El principal obstáculo era la reforma de la Ley de Tierras, que proponía flexibilizar el régimen de adquisición de campos por parte de extranjeros. La iniciativa original buscaba eliminar las restricciones vigentes, aunque luego fue reformulada para elevar del 15% al 25% el límite de tierras rurales que podían quedar en manos de personas o empresas extranjeras.

Sin embargo, el rechazo de varios gobernadores y senadores obligó a la presidenta del bloque oficialista, Patricia Bullrich, a retirar ese capítulo antes de llegar al recinto.

Entre los mandatarios provinciales que manifestaron reparos se encontraban Gustavo Sáenz (Salta), Rolando Figueroa (Neuquén), Hugo Passalacqua (Misiones) y Osvaldo Jaldo (Tucumán), cuyos representantes en el Senado anticipaban su voto en contra.

A último momento también quedó fuera del proyecto la reforma de la Ley de Manejo del Fuego, otro de los puntos que había generado fuertes cuestionamientos por parte de organizaciones ambientales, gobernadores, artistas y referentes de distintos sectores sociales.
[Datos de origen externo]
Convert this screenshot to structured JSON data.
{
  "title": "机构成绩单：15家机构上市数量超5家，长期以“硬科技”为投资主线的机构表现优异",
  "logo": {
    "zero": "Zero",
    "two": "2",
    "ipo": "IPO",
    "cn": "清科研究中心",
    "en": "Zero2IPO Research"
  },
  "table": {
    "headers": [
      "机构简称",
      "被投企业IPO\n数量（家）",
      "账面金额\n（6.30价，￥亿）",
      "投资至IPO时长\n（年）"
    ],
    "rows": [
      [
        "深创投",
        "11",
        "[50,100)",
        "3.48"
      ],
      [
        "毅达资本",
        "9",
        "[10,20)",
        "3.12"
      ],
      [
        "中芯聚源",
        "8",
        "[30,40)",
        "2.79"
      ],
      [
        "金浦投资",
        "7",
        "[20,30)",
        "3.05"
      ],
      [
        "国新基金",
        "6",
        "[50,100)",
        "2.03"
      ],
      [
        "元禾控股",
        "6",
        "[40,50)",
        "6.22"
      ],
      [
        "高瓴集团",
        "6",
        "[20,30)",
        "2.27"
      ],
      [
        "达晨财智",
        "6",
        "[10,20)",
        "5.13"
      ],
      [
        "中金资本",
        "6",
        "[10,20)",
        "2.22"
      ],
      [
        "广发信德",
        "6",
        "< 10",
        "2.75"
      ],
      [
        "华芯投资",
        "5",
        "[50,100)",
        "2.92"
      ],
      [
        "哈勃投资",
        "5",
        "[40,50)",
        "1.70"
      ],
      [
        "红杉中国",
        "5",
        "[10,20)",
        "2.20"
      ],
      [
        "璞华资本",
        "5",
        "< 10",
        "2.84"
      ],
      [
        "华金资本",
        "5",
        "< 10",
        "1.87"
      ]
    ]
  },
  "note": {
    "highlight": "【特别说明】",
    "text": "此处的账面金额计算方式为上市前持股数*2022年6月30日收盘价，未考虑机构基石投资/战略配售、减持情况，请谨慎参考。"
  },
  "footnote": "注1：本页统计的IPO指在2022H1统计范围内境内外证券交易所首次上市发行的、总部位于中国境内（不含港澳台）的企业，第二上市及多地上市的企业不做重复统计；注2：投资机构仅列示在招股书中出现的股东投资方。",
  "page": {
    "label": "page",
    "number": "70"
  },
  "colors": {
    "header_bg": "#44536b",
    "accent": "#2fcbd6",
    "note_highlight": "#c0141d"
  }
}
Qué cambios fueron aprobados

Finalmente, el Senado dio media sanción únicamente a tres capítulos del proyecto:

Cambios en los desalojos

La iniciativa modifica el Código Civil y Comercial para ampliar la legitimación activa en los procesos de desalojo.

El texto establece que podrá iniciar una acción “todo sujeto que invoque un derecho o interés legítimo afectado” y habilita al juez a ordenar la restitución inmediata del inmueble cuando considere verosímil el derecho invocado.

Al mismo tiempo, prevé que, cuando el desalojo involucre a menores de edad, personas con discapacidad o adultos mayores en situación de vulnerabilidad, el Estado disponga de hasta diez días para ofrecer una solución habitacional.

Modificaciones al régimen de expropiaciones

El proyecto también incorpora cambios a la legislación sobre expropiaciones.

Entre otras cuestiones, dispone que la declaración de utilidad pública deberá interpretarse de manera restrictiva y contempla el reconocimiento de indemnizaciones por lucro cesante cuando exista una relación directa e inmediata con la expropiación.

Además, fija un plazo máximo de 90 días para los casos de ocupación temporánea anormal de inmuebles.

Registro de la Propiedad Inmueble

Otro de los capítulos aprobados crea el Consejo Federal de Registros de la Propiedad Inmueble, organismo que administrará una Ventanilla Única Federal Inmobiliaria.

El objetivo es centralizar trámites vinculados con tasas, certificados, informes y copias emitidas por los distintos registros inmobiliarios del país, con el propósito de agilizar gestiones y unificar procedimientos.

Un proyecto que llega debilitado a Diputados

La media sanción representa un alivio para el oficialismo, que logró destrabar una iniciativa cuya aprobación había sido postergada en reiteradas oportunidades.

Sin embargo, el texto que ahora deberá debatir la Cámara de Diputados quedó significativamente reducido respecto de la propuesta original impulsada por el Gobierno.

Además de los capítulos sobre la Ley de Tierras y la Ley de Manejo del Fuego, también fueron eliminadas las modificaciones previstas para el régimen de integración socio-urbana de los barrios populares contemplados en el Registro Nacional de Barrios Populares (Renabap).

Con este escenario, el Gobierno consiguió evitar una derrota parlamentaria, aunque resignó algunos de los puntos centrales de su agenda de desregulación para garantizar la continuidad del proyecto en el Congreso.